Amazing, isn’t it, that live singing counts as a plus now in an era of pop-star self-mimickers hiding limited talents inside protective technological armor? Let’s move on to just a lady, a microphone and a band/backup singers (with several production touches) as the Aussie pop chanteuse launches her limited residency, Summer Nights, through August at the Flamingo’s Donny & Marie Showroom.
Refreshingly simple in its staging, save for the screens also sprouting arty projections and clips chronicling her life, Summer Nights is a testament to how a Vegas headliner show need not be a bizarrely mega-produced ego circus.
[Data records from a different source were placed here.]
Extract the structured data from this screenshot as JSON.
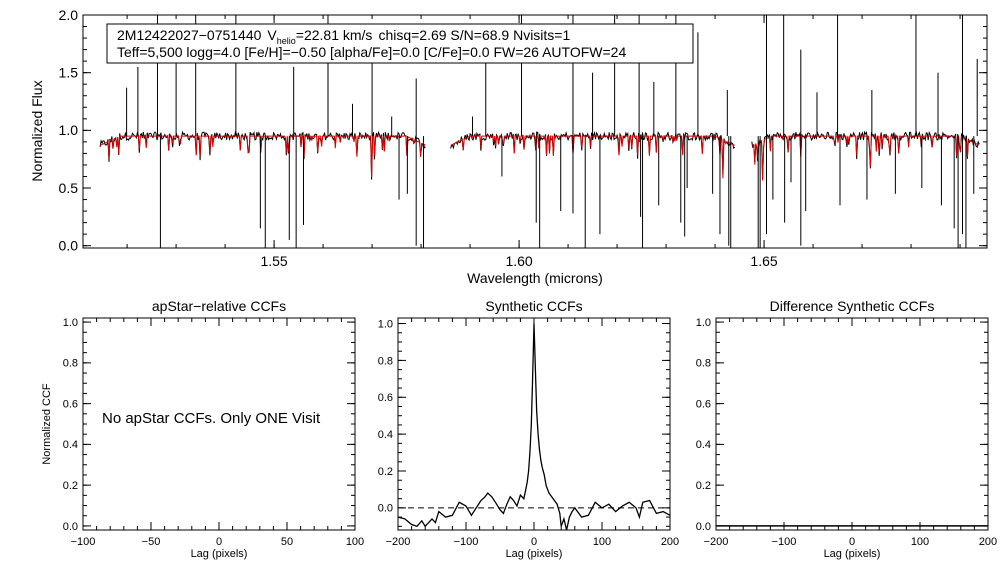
{
  "chart_data": [
    {
      "type": "line",
      "id": "spectrum",
      "xlabel": "Wavelength (microns)",
      "ylabel": "Normalized Flux",
      "xlim": [
        1.511,
        1.6955
      ],
      "ylim": [
        -0.02,
        2.0
      ],
      "xticks": [
        1.55,
        1.6,
        1.65
      ],
      "xtick_labels": [
        "1.55",
        "1.60",
        "1.65"
      ],
      "yticks": [
        0.0,
        0.5,
        1.0,
        1.5,
        2.0
      ],
      "ytick_labels": [
        "0.0",
        "0.5",
        "1.0",
        "1.5",
        "2.0"
      ],
      "annotation_line1": {
        "object": "2M12422027−0751440",
        "v_prefix": "V",
        "v_sub": "helio",
        "v_value": "=22.81 km/s",
        "rest": "chisq=2.69  S/N=68.9  Nvisits=1"
      },
      "annotation_line2": "Teff=5,500 logg=4.0 [Fe/H]=−0.50 [alpha/Fe]=0.0 [C/Fe]=0.0 FW=26 AUTOFW=24",
      "chips": [
        [
          1.5145,
          1.581
        ],
        [
          1.586,
          1.644
        ],
        [
          1.6475,
          1.694
        ]
      ],
      "continuum": 0.95,
      "series": [
        {
          "color": "#000000",
          "role": "observed"
        },
        {
          "color": "#dd0000",
          "role": "model"
        }
      ],
      "emission_spikes": [
        [
          1.5199,
          1.37
        ],
        [
          1.5222,
          1.55
        ],
        [
          1.5262,
          2.0
        ],
        [
          1.53,
          1.62
        ],
        [
          1.534,
          2.0
        ],
        [
          1.5422,
          2.0
        ],
        [
          1.554,
          1.55
        ],
        [
          1.561,
          2.0
        ],
        [
          1.566,
          1.23
        ],
        [
          1.57,
          1.62
        ],
        [
          1.574,
          1.12
        ],
        [
          1.579,
          1.45
        ],
        [
          1.5905,
          1.12
        ],
        [
          1.5932,
          1.8
        ],
        [
          1.6005,
          2.0
        ],
        [
          1.611,
          2.0
        ],
        [
          1.615,
          1.5
        ],
        [
          1.6195,
          2.0
        ],
        [
          1.6245,
          2.0
        ],
        [
          1.6275,
          1.42
        ],
        [
          1.632,
          2.0
        ],
        [
          1.6365,
          1.85
        ],
        [
          1.6425,
          1.35
        ],
        [
          1.6505,
          2.0
        ],
        [
          1.654,
          2.0
        ],
        [
          1.6575,
          1.7
        ],
        [
          1.6608,
          1.33
        ],
        [
          1.665,
          2.0
        ],
        [
          1.672,
          1.35
        ],
        [
          1.681,
          2.0
        ],
        [
          1.6855,
          1.5
        ],
        [
          1.6905,
          2.0
        ],
        [
          1.6935,
          1.62
        ]
      ],
      "absorption_dips": [
        [
          1.5268,
          -0.02
        ],
        [
          1.5472,
          0.15
        ],
        [
          1.5482,
          -0.02
        ],
        [
          1.5531,
          0.05
        ],
        [
          1.5545,
          -0.02
        ],
        [
          1.556,
          0.18
        ],
        [
          1.5755,
          0.4
        ],
        [
          1.5772,
          0.45
        ],
        [
          1.579,
          0.0
        ],
        [
          1.5805,
          -0.02
        ],
        [
          1.5965,
          0.6
        ],
        [
          1.6035,
          0.2
        ],
        [
          1.6042,
          -0.02
        ],
        [
          1.6085,
          0.3
        ],
        [
          1.611,
          0.28
        ],
        [
          1.6135,
          -0.02
        ],
        [
          1.6165,
          0.1
        ],
        [
          1.6248,
          0.25
        ],
        [
          1.6252,
          -0.02
        ],
        [
          1.6285,
          0.35
        ],
        [
          1.633,
          0.2
        ],
        [
          1.6338,
          0.08
        ],
        [
          1.6343,
          0.5
        ],
        [
          1.6395,
          0.45
        ],
        [
          1.641,
          0.1
        ],
        [
          1.6428,
          0.0
        ],
        [
          1.6432,
          -0.02
        ],
        [
          1.6488,
          -0.02
        ],
        [
          1.6492,
          -0.02
        ],
        [
          1.6505,
          0.1
        ],
        [
          1.6518,
          0.4
        ],
        [
          1.6542,
          0.2
        ],
        [
          1.6555,
          0.55
        ],
        [
          1.6575,
          0.0
        ],
        [
          1.6585,
          0.3
        ],
        [
          1.6655,
          0.35
        ],
        [
          1.671,
          0.4
        ],
        [
          1.6768,
          0.45
        ],
        [
          1.6822,
          0.5
        ],
        [
          1.6862,
          0.35
        ],
        [
          1.6888,
          0.15
        ],
        [
          1.6896,
          -0.02
        ],
        [
          1.6905,
          0.1
        ],
        [
          1.6912,
          -0.02
        ],
        [
          1.6928,
          0.45
        ]
      ]
    },
    {
      "type": "line",
      "id": "apstar_ccf",
      "title": "apStar−relative CCFs",
      "xlabel": "Lag (pixels)",
      "ylabel": "Normalized CCF",
      "xlim": [
        -100,
        100
      ],
      "ylim": [
        -0.02,
        1.02
      ],
      "xticks": [
        -100,
        -50,
        0,
        50,
        100
      ],
      "xtick_labels": [
        "−100",
        "−50",
        "0",
        "50",
        "100"
      ],
      "yticks": [
        0.0,
        0.2,
        0.4,
        0.6,
        0.8,
        1.0
      ],
      "ytick_labels": [
        "0.0",
        "0.2",
        "0.4",
        "0.6",
        "0.8",
        "1.0"
      ],
      "message": "No apStar CCFs.  Only ONE Visit",
      "series": []
    },
    {
      "type": "line",
      "id": "synthetic_ccf",
      "title": "Synthetic CCFs",
      "xlabel": "Lag (pixels)",
      "ylabel": "",
      "xlim": [
        -200,
        200
      ],
      "ylim": [
        -0.12,
        1.03
      ],
      "xticks": [
        -200,
        -100,
        0,
        100,
        200
      ],
      "xtick_labels": [
        "−200",
        "−100",
        "0",
        "100",
        "200"
      ],
      "yticks": [
        0.0,
        0.2,
        0.4,
        0.6,
        0.8,
        1.0
      ],
      "ytick_labels": [
        "0.0",
        "0.2",
        "0.4",
        "0.6",
        "0.8",
        "1.0"
      ],
      "zero_line": 0.0,
      "series": [
        {
          "color": "#000000",
          "x": [
            -200,
            -190,
            -180,
            -172,
            -165,
            -160,
            -150,
            -145,
            -140,
            -130,
            -120,
            -110,
            -100,
            -92,
            -85,
            -78,
            -72,
            -68,
            -62,
            -55,
            -50,
            -45,
            -40,
            -35,
            -30,
            -25,
            -20,
            -15,
            -12,
            -10,
            -8,
            -6,
            -4,
            -2,
            0,
            2,
            4,
            6,
            8,
            10,
            12,
            15,
            18,
            22,
            26,
            30,
            34,
            38,
            40,
            44,
            48,
            52,
            56,
            60,
            70,
            80,
            90,
            100,
            110,
            120,
            130,
            140,
            150,
            155,
            160,
            170,
            180,
            190,
            200
          ],
          "y": [
            -0.05,
            -0.06,
            -0.09,
            -0.1,
            -0.07,
            -0.1,
            -0.06,
            -0.08,
            -0.02,
            -0.05,
            -0.04,
            0.03,
            0.01,
            -0.04,
            0.0,
            0.04,
            0.06,
            0.08,
            0.06,
            0.02,
            -0.01,
            -0.03,
            0.02,
            0.06,
            0.04,
            0.01,
            0.07,
            0.05,
            0.1,
            0.14,
            0.2,
            0.3,
            0.45,
            0.7,
            1.0,
            0.75,
            0.52,
            0.4,
            0.32,
            0.26,
            0.22,
            0.18,
            0.12,
            0.08,
            0.06,
            0.04,
            0.02,
            -0.03,
            -0.1,
            -0.06,
            -0.12,
            -0.05,
            -0.02,
            0.0,
            -0.05,
            -0.04,
            0.03,
            0.0,
            0.02,
            -0.02,
            0.01,
            0.03,
            0.0,
            -0.05,
            0.03,
            0.04,
            -0.03,
            -0.02,
            -0.04
          ]
        }
      ]
    },
    {
      "type": "line",
      "id": "difference_ccf",
      "title": "Difference Synthetic CCFs",
      "xlabel": "Lag (pixels)",
      "ylabel": "",
      "xlim": [
        -200,
        200
      ],
      "ylim": [
        -0.02,
        1.02
      ],
      "xticks": [
        -200,
        -100,
        0,
        100,
        200
      ],
      "xtick_labels": [
        "−200",
        "−100",
        "0",
        "100",
        "200"
      ],
      "yticks": [
        0.0,
        0.2,
        0.4,
        0.6,
        0.8,
        1.0
      ],
      "ytick_labels": [
        "0.0",
        "0.2",
        "0.4",
        "0.6",
        "0.8",
        "1.0"
      ],
      "series": [
        {
          "color": "#000000",
          "x": [
            -200,
            200
          ],
          "y": [
            0.0,
            0.0
          ]
        }
      ]
    }
  ]
}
She walks out to applause. She curtsies with a beatific smile. She sings—with a voice that, while never powerful, has lost not a whit of ethereal sweetness and emotional intimacy, and, at age 65, can still toss a rope around those stratospheric notes.
Hits pour forth—the full scope of them rather startling until you recall the longevity she’s managed. We get Olivia from all sides: the country crooner (“If You Love Me (Let Me Know),” “Please Mr. Please,” “Let Me Be There”); the Xanadu oeuvre (title tune, “Magic” and the warm, buttery “Suddenly”); soft-pop pleasers (“Have You Never Been Mellow,” “I Honestly Love You,” “Sam” “A Little More Love”); the famous foray into carnal innuendo (a teasingly ballad-like intro that blasts off into the raucous “Physical”); and even takes on timeless standards (a heartfelt “Over the Rainbow,” a smoky-voiced interpretation of last-call lament, “Cry Me a River”—you’ve got to love a song with the lyric, “love was too plebeian”—and an achingly fragile “Send in the Clowns”).
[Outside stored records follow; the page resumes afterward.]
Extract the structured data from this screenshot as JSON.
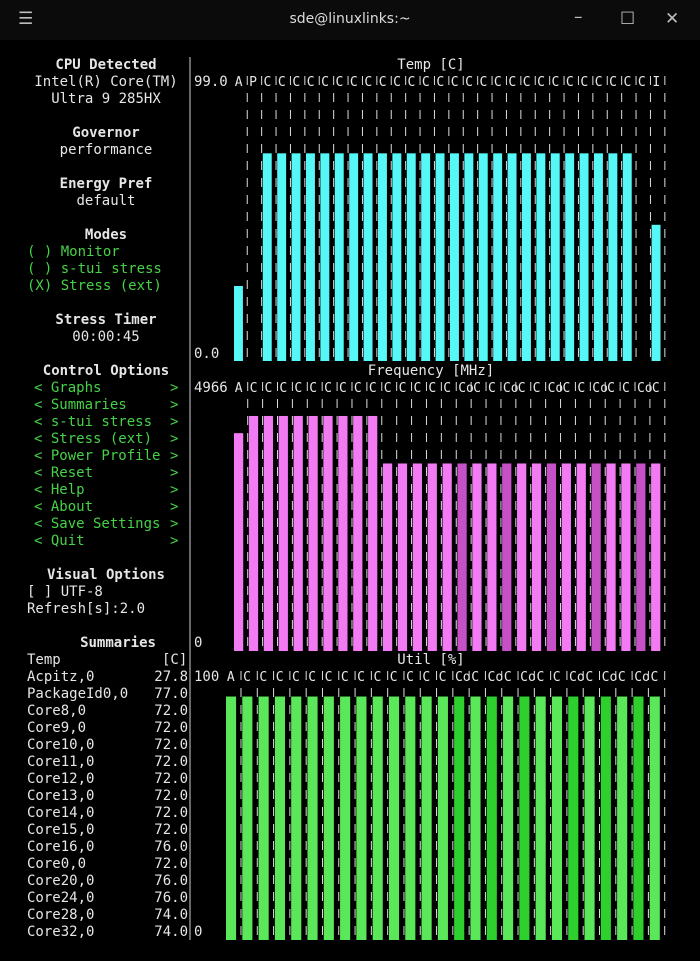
{
  "window": {
    "title": "sde@linuxlinks:~"
  },
  "sidebar": {
    "cpu_heading": "CPU Detected",
    "cpu_line1": "Intel(R) Core(TM)",
    "cpu_line2": "Ultra 9 285HX",
    "governor_heading": "Governor",
    "governor_value": "performance",
    "energy_heading": "Energy Pref",
    "energy_value": "default",
    "modes_heading": "Modes",
    "modes": [
      "( ) Monitor",
      "( ) s-tui stress",
      "(X) Stress (ext)"
    ],
    "timer_heading": "Stress Timer",
    "timer_value": "00:00:45",
    "control_heading": "Control Options",
    "control_items": [
      "Graphs",
      "Summaries",
      "s-tui stress",
      "Stress (ext)",
      "Power Profile",
      "Reset",
      "Help",
      "About",
      "Save Settings",
      "Quit"
    ],
    "arrow_left": "<",
    "arrow_right": ">",
    "visual_heading": "Visual Options",
    "utf8_option": "[ ] UTF-8",
    "refresh_label": "Refresh[s]:2.0",
    "summaries_heading": "Summaries",
    "summary_header": {
      "name": "Temp",
      "unit": "[C]"
    },
    "summary_rows": [
      {
        "name": "Acpitz,0",
        "value": "27.8"
      },
      {
        "name": "PackageId0,0",
        "value": "77.0"
      },
      {
        "name": "Core8,0",
        "value": "72.0"
      },
      {
        "name": "Core9,0",
        "value": "72.0"
      },
      {
        "name": "Core10,0",
        "value": "72.0"
      },
      {
        "name": "Core11,0",
        "value": "72.0"
      },
      {
        "name": "Core12,0",
        "value": "72.0"
      },
      {
        "name": "Core13,0",
        "value": "72.0"
      },
      {
        "name": "Core14,0",
        "value": "72.0"
      },
      {
        "name": "Core15,0",
        "value": "72.0"
      },
      {
        "name": "Core16,0",
        "value": "76.0"
      },
      {
        "name": "Core0,0",
        "value": "72.0"
      },
      {
        "name": "Core20,0",
        "value": "76.0"
      },
      {
        "name": "Core24,0",
        "value": "76.0"
      },
      {
        "name": "Core28,0",
        "value": "74.0"
      },
      {
        "name": "Core32,0",
        "value": "74.0"
      }
    ]
  },
  "graphs": {
    "temp": {
      "title": "Temp [C]",
      "max_label": "99.0",
      "min_label": "0.0",
      "max": 99.0,
      "color": "#55f7f7",
      "color_alt": "#55f7f7",
      "labels": [
        "A",
        "P",
        "C",
        "C",
        "C",
        "C",
        "C",
        "C",
        "C",
        "C",
        "C",
        "C",
        "C",
        "C",
        "C",
        "C",
        "C",
        "C",
        "C",
        "C",
        "C",
        "C",
        "C",
        "C",
        "C",
        "C",
        "C",
        "C",
        "C",
        "I"
      ],
      "values": [
        27.8,
        0,
        77,
        77,
        77,
        77,
        77,
        77,
        77,
        77,
        77,
        77,
        77,
        77,
        77,
        77,
        77,
        77,
        77,
        77,
        77,
        77,
        77,
        77,
        77,
        77,
        77,
        77,
        0,
        50.5
      ],
      "alt": []
    },
    "freq": {
      "title": "Frequency [MHz]",
      "max_label": "4966",
      "min_label": "0",
      "max": 4966,
      "color": "#f27af2",
      "color_alt": "#c650c6",
      "labels": [
        "A",
        "C",
        "C",
        "C",
        "C",
        "C",
        "C",
        "C",
        "C",
        "C",
        "C",
        "C",
        "C",
        "C",
        "C",
        "Co",
        "C",
        "C",
        "Co",
        "C",
        "C",
        "Co",
        "C",
        "C",
        "Co",
        "C",
        "C",
        "Co",
        "C"
      ],
      "values": [
        4310,
        4650,
        4650,
        4650,
        4650,
        4650,
        4650,
        4650,
        4650,
        4650,
        3710,
        3710,
        3710,
        3710,
        3710,
        3710,
        3710,
        3710,
        3710,
        3710,
        3710,
        3710,
        3710,
        3710,
        3710,
        3710,
        3710,
        3710,
        3710
      ],
      "alt": [
        15,
        18,
        21,
        24,
        27
      ]
    },
    "util": {
      "title": "Util [%]",
      "max_label": "100",
      "min_label": "0",
      "max": 100,
      "color": "#5ae85a",
      "color_alt": "#2ed02e",
      "labels": [
        "A",
        "C",
        "C",
        "C",
        "C",
        "C",
        "C",
        "C",
        "C",
        "C",
        "C",
        "C",
        "C",
        "C",
        "Co",
        "C",
        "Co",
        "C",
        "Co",
        "C",
        "C",
        "Co",
        "C",
        "Co",
        "C",
        "Co",
        "C"
      ],
      "values": [
        97,
        97,
        97,
        97,
        97,
        97,
        97,
        97,
        97,
        97,
        97,
        97,
        97,
        97,
        97,
        97,
        97,
        97,
        97,
        97,
        97,
        97,
        97,
        97,
        97,
        97,
        97
      ],
      "alt": [
        14,
        16,
        18,
        21,
        23,
        25
      ]
    }
  }
}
Plus, there’s a personal grace note in her own composition, the uplifting “Not Gonna Give Into It,” recorded after chemotherapy for the breast cancer she overcame.
Naturally, a Grease segment with clips racing by on the monitors highlights the night, including “You’re the One That I Want” (dueting with a backup singer), “Hopelessly Devoted to You,” “We Go Together” and an audience sing-along—with scrolling onscreen lyrics—to “Summer Nights.” Throughout the show, Newton-John kibitzes with the crowd, radiating gentle charm.
Rather than overwhelm an audience or deify its star, Summer Nights reflects what she has always been: a lovely woman with a pretty voice singing sweet ballads and catchy pop tunes without an ounce of artifice or affectation. Oh—and with a freshly scrubbed sexiness that’s even sexier—right up to today—for being so thoroughly unforced.
Anyone who can grow weary of the bombast on the Strip entertainment circuit—say, a critic—can consider Summer Nights a palate cleanser, leaving one feeling—forgive the mixed-metaphor, soap-ad lingo—dewy and fresh.
Amid a culture that worships trashiness and neglects classiness, Olivia Newton-John is a vital reminder:
This is what a lady looks like onstage.